Super Soldiers: Summary of Findings and Recommendations
(Source: Center for a New American Security; issued Nov 28, 2018)
Soldier survivability is a function of protection and other relevant operational factors, such as situational awareness, mobility, and lethality. Throughout history, helmets and body armor have protected soldiers from injury but often at the cost of increased weight, reduced mobility, and reduced situational awareness. These tradeoffs remain relevant today.

Current body armor systems have proven their value in combat, but have three major shortcomings:

-- Current helmet designs are not intended to protect the brain from blast injury, a significant gap in soldier protection. This protection gap stems in part from a lack of understanding of the primary mechanism of brain injury from blast waves.

-- The weight of torso body armor diminishes soldier mobility and performance. Current torso armor systems are over-designed for the ballistic threats soldiers actually face in combat, adding unnecessary weight and hampering overall soldier survivability.

-- Despite their weight, current body armor systems still leave vulnerable parts of the body, such as the face and head, exposed to ballistic threats. Adding more armor is not feasible, however, without significantly lighter armor or augmenting soldier strength to carry more weight.

In the near term, there are steps the Army can take to modestly improve soldier survivability by optimizing body armor and helmet design. This includes improving protection in key areas such as mitigating blast-induced brain injury, and reducing weight in other areas such as torso body armor, increasing mobility.

In the long term, emerging technologies such as robotics, exoskeletons/exosuits, and human enhancement have the potential to dramatically improve soldier survivability. In some cases, these technologies have the potential to fundamentally change a 3,000-year-old dilemma for foot soldiers in war: Their weapons and armor are limited by what they can carry into battle. The Army is already pursuing some of these technologies, but other areas lack investment and leadership.

Finally, while soldier survivability and protection are generally considered in the context of enemy threats, environmental hazards can pose threats to soldiers as well, sometimes even from friendly equipment. DoD studies have found that blast exposure from firing heavy weapons such as the Carl Gustaf recoilless rifle, even in training, is associated with short-term cognitive deficits.1 Additionally, DoD studies have found higher rates of concussion and post-concussion associated symptoms among individuals with a history of prolonged exposure to low-level blasts from breaching and shoulder-fired weapons.2 While further research is needed, there are concrete steps the Army can take today to improve soldier safety.

RECOMMENDATIONS

The Army should review its investment portfolio and re-balance resources as appropriate to ensure it is capitalizing on the most promising opportunities to improve soldier survivability. These include the following recommendations.

Improve Brain Protection from Blast Injury
The Army should increase its efforts to protect soldiers against blast-induced brain injury, with increased resources for testing, experimentation, and combat helmet development.

Key actions include:

**Improve understanding of blast-induced brain injury
-- Expand on existing blast pressure monitoring in training and establish a longitudinal medical study on blast pressure exposure during combat and training in order to better understand the relationship between blast pressure exposure and brain injury.

-- As part of this study, conduct a blast surveillance program to monitor, record, and maintain data on blast pressure exposure for any soldier who is likely to be in a position, in training or combat, where he or she may be exposed to blasts. Include brain imaging of soldiers who have been exposed to blasts as part of this study to better understand how blasts affect the brain.

-- Accelerate computational modeling and experimental research, including with large animal models, into primary blast wave injury in order to better understand how blast overpressure damages the brain.

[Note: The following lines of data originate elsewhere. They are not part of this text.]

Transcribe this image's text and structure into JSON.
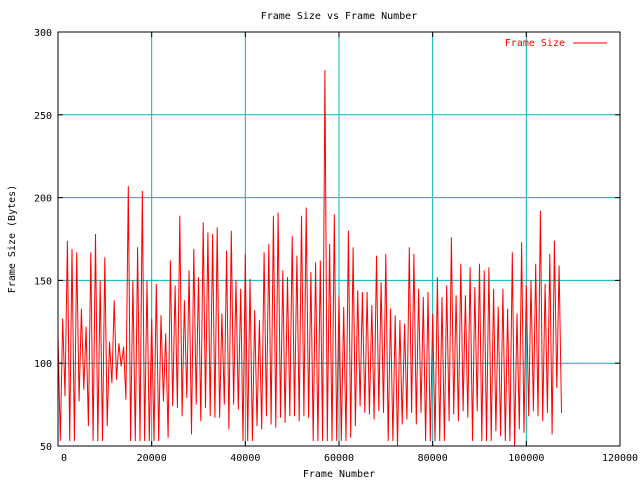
{
  "chart_data": {
    "type": "line",
    "title": "Frame Size vs Frame Number",
    "xlabel": "Frame Number",
    "ylabel": "Frame Size (Bytes)",
    "xlim": [
      0,
      120000
    ],
    "ylim": [
      50,
      300
    ],
    "xticks": [
      0,
      20000,
      40000,
      60000,
      80000,
      100000,
      120000
    ],
    "yticks": [
      50,
      100,
      150,
      200,
      250,
      300
    ],
    "grid": true,
    "legend_position": "top-right",
    "colors": {
      "series": "#ff0000",
      "grid": "#00b4b4",
      "axis": "#000000"
    },
    "series": [
      {
        "name": "Frame Size",
        "points": [
          [
            0,
            117
          ],
          [
            500,
            53
          ],
          [
            1000,
            127
          ],
          [
            1500,
            80
          ],
          [
            2000,
            174
          ],
          [
            2500,
            53
          ],
          [
            3000,
            169
          ],
          [
            3500,
            53
          ],
          [
            4000,
            167
          ],
          [
            4500,
            77
          ],
          [
            5000,
            133
          ],
          [
            5500,
            84
          ],
          [
            6000,
            122
          ],
          [
            6500,
            62
          ],
          [
            7000,
            167
          ],
          [
            7500,
            53
          ],
          [
            8000,
            178
          ],
          [
            8500,
            53
          ],
          [
            9000,
            150
          ],
          [
            9500,
            53
          ],
          [
            10000,
            164
          ],
          [
            10500,
            62
          ],
          [
            11000,
            113
          ],
          [
            11500,
            88
          ],
          [
            12000,
            138
          ],
          [
            12500,
            90
          ],
          [
            13000,
            112
          ],
          [
            13500,
            98
          ],
          [
            14000,
            110
          ],
          [
            14500,
            78
          ],
          [
            15000,
            207
          ],
          [
            15500,
            53
          ],
          [
            16000,
            150
          ],
          [
            16500,
            53
          ],
          [
            17000,
            170
          ],
          [
            17500,
            53
          ],
          [
            18000,
            204
          ],
          [
            18500,
            53
          ],
          [
            19000,
            150
          ],
          [
            19500,
            53
          ],
          [
            20000,
            127
          ],
          [
            20500,
            53
          ],
          [
            21000,
            148
          ],
          [
            21500,
            53
          ],
          [
            22000,
            129
          ],
          [
            22500,
            77
          ],
          [
            23000,
            118
          ],
          [
            23500,
            55
          ],
          [
            24000,
            162
          ],
          [
            24500,
            74
          ],
          [
            25000,
            147
          ],
          [
            25500,
            73
          ],
          [
            26000,
            189
          ],
          [
            26500,
            68
          ],
          [
            27000,
            138
          ],
          [
            27500,
            79
          ],
          [
            28000,
            156
          ],
          [
            28500,
            57
          ],
          [
            29000,
            169
          ],
          [
            29500,
            75
          ],
          [
            30000,
            152
          ],
          [
            30500,
            65
          ],
          [
            31000,
            185
          ],
          [
            31500,
            73
          ],
          [
            32000,
            179
          ],
          [
            32500,
            68
          ],
          [
            33000,
            178
          ],
          [
            33500,
            67
          ],
          [
            34000,
            182
          ],
          [
            34500,
            67
          ],
          [
            35000,
            130
          ],
          [
            35500,
            75
          ],
          [
            36000,
            168
          ],
          [
            36500,
            60
          ],
          [
            37000,
            180
          ],
          [
            37500,
            75
          ],
          [
            38000,
            150
          ],
          [
            38500,
            72
          ],
          [
            39000,
            145
          ],
          [
            39500,
            53
          ],
          [
            40000,
            166
          ],
          [
            40500,
            53
          ],
          [
            41000,
            151
          ],
          [
            41500,
            53
          ],
          [
            42000,
            132
          ],
          [
            42500,
            62
          ],
          [
            43000,
            126
          ],
          [
            43500,
            60
          ],
          [
            44000,
            167
          ],
          [
            44500,
            68
          ],
          [
            45000,
            172
          ],
          [
            45500,
            63
          ],
          [
            46000,
            189
          ],
          [
            46500,
            61
          ],
          [
            47000,
            191
          ],
          [
            47500,
            67
          ],
          [
            48000,
            156
          ],
          [
            48500,
            64
          ],
          [
            49000,
            152
          ],
          [
            49500,
            68
          ],
          [
            50000,
            177
          ],
          [
            50500,
            68
          ],
          [
            51000,
            165
          ],
          [
            51500,
            65
          ],
          [
            52000,
            189
          ],
          [
            52500,
            68
          ],
          [
            53000,
            194
          ],
          [
            53500,
            67
          ],
          [
            54000,
            155
          ],
          [
            54500,
            53
          ],
          [
            55000,
            161
          ],
          [
            55500,
            53
          ],
          [
            56000,
            162
          ],
          [
            56500,
            53
          ],
          [
            57000,
            277
          ],
          [
            57500,
            53
          ],
          [
            58000,
            172
          ],
          [
            58500,
            53
          ],
          [
            59000,
            190
          ],
          [
            59500,
            53
          ],
          [
            60000,
            141
          ],
          [
            60500,
            53
          ],
          [
            61000,
            134
          ],
          [
            61500,
            53
          ],
          [
            62000,
            180
          ],
          [
            62500,
            55
          ],
          [
            63000,
            170
          ],
          [
            63500,
            62
          ],
          [
            64000,
            144
          ],
          [
            64500,
            74
          ],
          [
            65000,
            143
          ],
          [
            65500,
            70
          ],
          [
            66000,
            143
          ],
          [
            66500,
            69
          ],
          [
            67000,
            135
          ],
          [
            67500,
            66
          ],
          [
            68000,
            165
          ],
          [
            68500,
            71
          ],
          [
            69000,
            149
          ],
          [
            69500,
            70
          ],
          [
            70000,
            166
          ],
          [
            70500,
            53
          ],
          [
            71000,
            133
          ],
          [
            71500,
            53
          ],
          [
            72000,
            129
          ],
          [
            72500,
            50
          ],
          [
            73000,
            126
          ],
          [
            73500,
            63
          ],
          [
            74000,
            124
          ],
          [
            74500,
            66
          ],
          [
            75000,
            170
          ],
          [
            75500,
            70
          ],
          [
            76000,
            166
          ],
          [
            76500,
            63
          ],
          [
            77000,
            145
          ],
          [
            77500,
            70
          ],
          [
            78000,
            140
          ],
          [
            78500,
            53
          ],
          [
            79000,
            143
          ],
          [
            79500,
            53
          ],
          [
            80000,
            130
          ],
          [
            80500,
            53
          ],
          [
            81000,
            152
          ],
          [
            81500,
            53
          ],
          [
            82000,
            140
          ],
          [
            82500,
            53
          ],
          [
            83000,
            147
          ],
          [
            83500,
            65
          ],
          [
            84000,
            176
          ],
          [
            84500,
            69
          ],
          [
            85000,
            141
          ],
          [
            85500,
            65
          ],
          [
            86000,
            160
          ],
          [
            86500,
            71
          ],
          [
            87000,
            141
          ],
          [
            87500,
            67
          ],
          [
            88000,
            158
          ],
          [
            88500,
            53
          ],
          [
            89000,
            146
          ],
          [
            89500,
            71
          ],
          [
            90000,
            160
          ],
          [
            90500,
            53
          ],
          [
            91000,
            156
          ],
          [
            91500,
            53
          ],
          [
            92000,
            158
          ],
          [
            92500,
            53
          ],
          [
            93000,
            145
          ],
          [
            93500,
            59
          ],
          [
            94000,
            134
          ],
          [
            94500,
            56
          ],
          [
            95000,
            145
          ],
          [
            95500,
            53
          ],
          [
            96000,
            133
          ],
          [
            96500,
            53
          ],
          [
            97000,
            167
          ],
          [
            97500,
            50
          ],
          [
            98000,
            130
          ],
          [
            98500,
            60
          ],
          [
            99000,
            173
          ],
          [
            99500,
            58
          ],
          [
            100000,
            147
          ],
          [
            100500,
            68
          ],
          [
            101000,
            150
          ],
          [
            101500,
            71
          ],
          [
            102000,
            160
          ],
          [
            102500,
            68
          ],
          [
            103000,
            192
          ],
          [
            103500,
            65
          ],
          [
            104000,
            148
          ],
          [
            104500,
            70
          ],
          [
            105000,
            166
          ],
          [
            105500,
            57
          ],
          [
            106000,
            174
          ],
          [
            106500,
            85
          ],
          [
            107000,
            159
          ],
          [
            107500,
            70
          ]
        ]
      }
    ]
  }
}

** Improve helmet protection against blast pressure
-- Test existing helmets, including commercially available variants with modular mandible and face shields, to determine which configuration and materials best protect against primary blast wave injury as a near-term mitigation against possible brain injury.

-- Conduct a tradespace study of various helmet designs in order to compare the amount of reduced blast pressure to any negative effects such as increased weight and torque on the neck, reductions in situational awareness, and other operational effectiveness metrics.

-- Based on the results of the helmet tradespace study demonstrating the ability of certain designs to reduce overpressure exposure and the drawbacks of various designs, establish an interim requirement for protection against blast overpressure while continuing further research to refine the requirement over time.

** Improve safety when training on heavy weapons
-- Take prudent precautions to improve soldier safety when training on heavy weapons, while conducting further research to better understand the cumulative effects on the brain of repeat heavy weapons firing.

-- Expand ongoing studies of blast exposure in training to include all soldiers who are exposed to high overpressure weapons (e.g., Carl Gustaf, AT4, LAW, .50 caliber sniper rifles, explosives).

-- Require all soldiers to wear blast gauges when training with high overpressure weapons.

--Blast gauge measurements should be recorded as part of a blast surveillance program and longitudinal medical study on blast pressure exposure and brain injury.

--Blast exposure history should be included as part of soldier service records (i.e., a “blast exposure record”) in order to ensure that if medical issues arise later, soldiers receive care for any service-connected injuries.